What does a 142 million dollar painting look like?


I love art. Beautiful paintings, sculptures, great books, and fine music add immeasurably to life. Sometimes, just being in the presence of something artistic makes the world seem less dangerous somehow. Art has the power to transform us, to reorient our perspective. So, I love art. Yet, sometimes, I don’t get art.
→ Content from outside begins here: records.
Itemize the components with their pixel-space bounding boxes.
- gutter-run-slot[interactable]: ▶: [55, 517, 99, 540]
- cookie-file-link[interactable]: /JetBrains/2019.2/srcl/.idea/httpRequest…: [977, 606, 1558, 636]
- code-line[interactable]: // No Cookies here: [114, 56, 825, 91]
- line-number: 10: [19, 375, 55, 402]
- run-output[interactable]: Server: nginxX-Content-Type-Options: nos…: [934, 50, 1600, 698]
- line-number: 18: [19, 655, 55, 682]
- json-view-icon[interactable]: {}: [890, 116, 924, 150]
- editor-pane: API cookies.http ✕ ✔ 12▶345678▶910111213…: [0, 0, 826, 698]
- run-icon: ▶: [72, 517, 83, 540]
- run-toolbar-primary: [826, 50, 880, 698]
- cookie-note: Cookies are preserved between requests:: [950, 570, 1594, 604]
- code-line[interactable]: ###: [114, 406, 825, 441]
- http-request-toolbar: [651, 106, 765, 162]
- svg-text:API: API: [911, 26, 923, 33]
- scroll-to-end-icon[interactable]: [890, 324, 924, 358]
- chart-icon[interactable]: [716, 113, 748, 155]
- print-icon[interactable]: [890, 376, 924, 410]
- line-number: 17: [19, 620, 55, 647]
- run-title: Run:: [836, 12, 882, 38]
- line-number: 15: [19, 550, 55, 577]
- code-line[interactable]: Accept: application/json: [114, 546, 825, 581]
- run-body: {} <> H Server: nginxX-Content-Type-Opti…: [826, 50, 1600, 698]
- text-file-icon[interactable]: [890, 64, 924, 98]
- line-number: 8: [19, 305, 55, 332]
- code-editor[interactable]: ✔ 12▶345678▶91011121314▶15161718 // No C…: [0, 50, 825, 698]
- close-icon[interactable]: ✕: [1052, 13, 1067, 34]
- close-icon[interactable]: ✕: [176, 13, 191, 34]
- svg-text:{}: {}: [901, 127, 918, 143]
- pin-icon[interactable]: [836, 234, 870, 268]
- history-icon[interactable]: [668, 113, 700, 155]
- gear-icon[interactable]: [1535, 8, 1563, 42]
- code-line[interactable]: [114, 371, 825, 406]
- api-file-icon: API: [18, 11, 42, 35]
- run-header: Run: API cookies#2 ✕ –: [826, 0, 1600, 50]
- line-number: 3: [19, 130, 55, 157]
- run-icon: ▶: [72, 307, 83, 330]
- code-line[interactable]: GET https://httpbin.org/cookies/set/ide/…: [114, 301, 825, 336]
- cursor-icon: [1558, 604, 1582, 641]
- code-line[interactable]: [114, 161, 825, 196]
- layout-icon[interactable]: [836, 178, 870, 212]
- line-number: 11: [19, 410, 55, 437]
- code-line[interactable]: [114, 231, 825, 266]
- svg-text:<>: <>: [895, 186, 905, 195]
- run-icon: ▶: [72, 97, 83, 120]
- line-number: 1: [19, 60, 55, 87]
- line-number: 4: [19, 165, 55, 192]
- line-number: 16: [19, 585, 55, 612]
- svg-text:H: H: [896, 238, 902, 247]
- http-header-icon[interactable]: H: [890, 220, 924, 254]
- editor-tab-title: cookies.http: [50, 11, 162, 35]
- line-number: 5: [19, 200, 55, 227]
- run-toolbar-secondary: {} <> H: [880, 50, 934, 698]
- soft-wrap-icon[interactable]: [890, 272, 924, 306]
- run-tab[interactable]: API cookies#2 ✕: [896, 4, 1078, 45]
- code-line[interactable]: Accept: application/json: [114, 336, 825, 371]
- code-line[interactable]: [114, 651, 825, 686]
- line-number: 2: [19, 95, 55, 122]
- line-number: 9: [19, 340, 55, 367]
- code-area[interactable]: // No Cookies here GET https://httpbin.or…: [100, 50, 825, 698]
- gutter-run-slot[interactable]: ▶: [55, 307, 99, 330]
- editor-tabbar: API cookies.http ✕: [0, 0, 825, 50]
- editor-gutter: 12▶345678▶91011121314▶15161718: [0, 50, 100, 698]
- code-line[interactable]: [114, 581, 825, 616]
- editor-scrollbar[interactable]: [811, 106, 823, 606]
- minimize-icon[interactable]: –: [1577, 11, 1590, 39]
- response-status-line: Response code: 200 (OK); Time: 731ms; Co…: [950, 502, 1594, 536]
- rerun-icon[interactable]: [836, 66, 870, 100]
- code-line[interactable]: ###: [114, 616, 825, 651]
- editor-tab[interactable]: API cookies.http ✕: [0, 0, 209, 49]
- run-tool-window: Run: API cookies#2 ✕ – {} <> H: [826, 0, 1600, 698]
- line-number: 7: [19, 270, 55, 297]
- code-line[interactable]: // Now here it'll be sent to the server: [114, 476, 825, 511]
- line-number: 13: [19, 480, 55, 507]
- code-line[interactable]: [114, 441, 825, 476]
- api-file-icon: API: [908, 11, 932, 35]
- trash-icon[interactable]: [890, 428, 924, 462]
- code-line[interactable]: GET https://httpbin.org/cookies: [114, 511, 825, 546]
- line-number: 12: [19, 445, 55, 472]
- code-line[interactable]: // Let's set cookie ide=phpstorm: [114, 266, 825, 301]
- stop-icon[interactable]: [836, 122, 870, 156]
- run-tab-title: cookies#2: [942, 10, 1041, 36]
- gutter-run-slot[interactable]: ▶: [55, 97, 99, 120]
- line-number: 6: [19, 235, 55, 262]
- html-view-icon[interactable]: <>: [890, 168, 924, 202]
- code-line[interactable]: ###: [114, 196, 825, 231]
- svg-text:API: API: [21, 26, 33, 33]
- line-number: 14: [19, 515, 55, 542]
 Yesterday a painting by Francis Bacon sold at auction for $142,000,000. No, this was not a sketch found in an attic belonging to the great English philosopher. This was a three part painting by a dead Irish artist known primarily for being openly and proudly gay at a time when most gay people were neither. The painting was in three frames and depicted a man sitting in what looks like some sort of wired cubicle at various angles. The man’s features are blurred and abstract. It turns out that the subject of the painting was Lucian Freud, a famous and influential painter in his own right, with whom Mr. Bacon had an ongoing relationship. These details are irrelevant. What boggles my mind is the price tag that this particular painting brought. One hundred and forty two million dollars is a lot of money. You could buy 300 Lamborghinis with that kind of money. You could sponsor 350,000 starving South American kids for a year with that kind of money. But some anonymous person thought to spend 142 million on this instead:

 
Now, don’t misunderstand me here. My beef isn’t with the price itself. The proper price for anything is simply what someone is willing to pay, so in this case, since someone was willing to fork it over, this painting was, in fact, worth 142 million. My problem is with the painting itself. This is the part of art that I don’t get. I mean, look at it, just stare at the thing for a few minutes. My eyes see a blurry, disjointed sketch set against a backdrop of nothing. The subject’s face looks like paint that got smeared by a raindrop. But there are a thousand art critics who will extol its brilliance from the rooftops. It’s a bit like the concert I attended this past weekend. The music was divinely performed and beautiful beyond description, except for the headline piece, a brooding discordant thing which featured intentionally sharp, grating chords tied together in a somber funeral dirge pace. My son rolled his eyes at me when I shared this opinion, embarrassed by my Philistine sensitivities. Guilty as charged, I suppose. Life is already full enough of discord and disharmony, why rip it out of music too?

I’m told that Mr. Bacon’s painting fetched the highest price for a painting in history. That’s great news for the art business, but I’m not sure what it says about art. But, what do I know?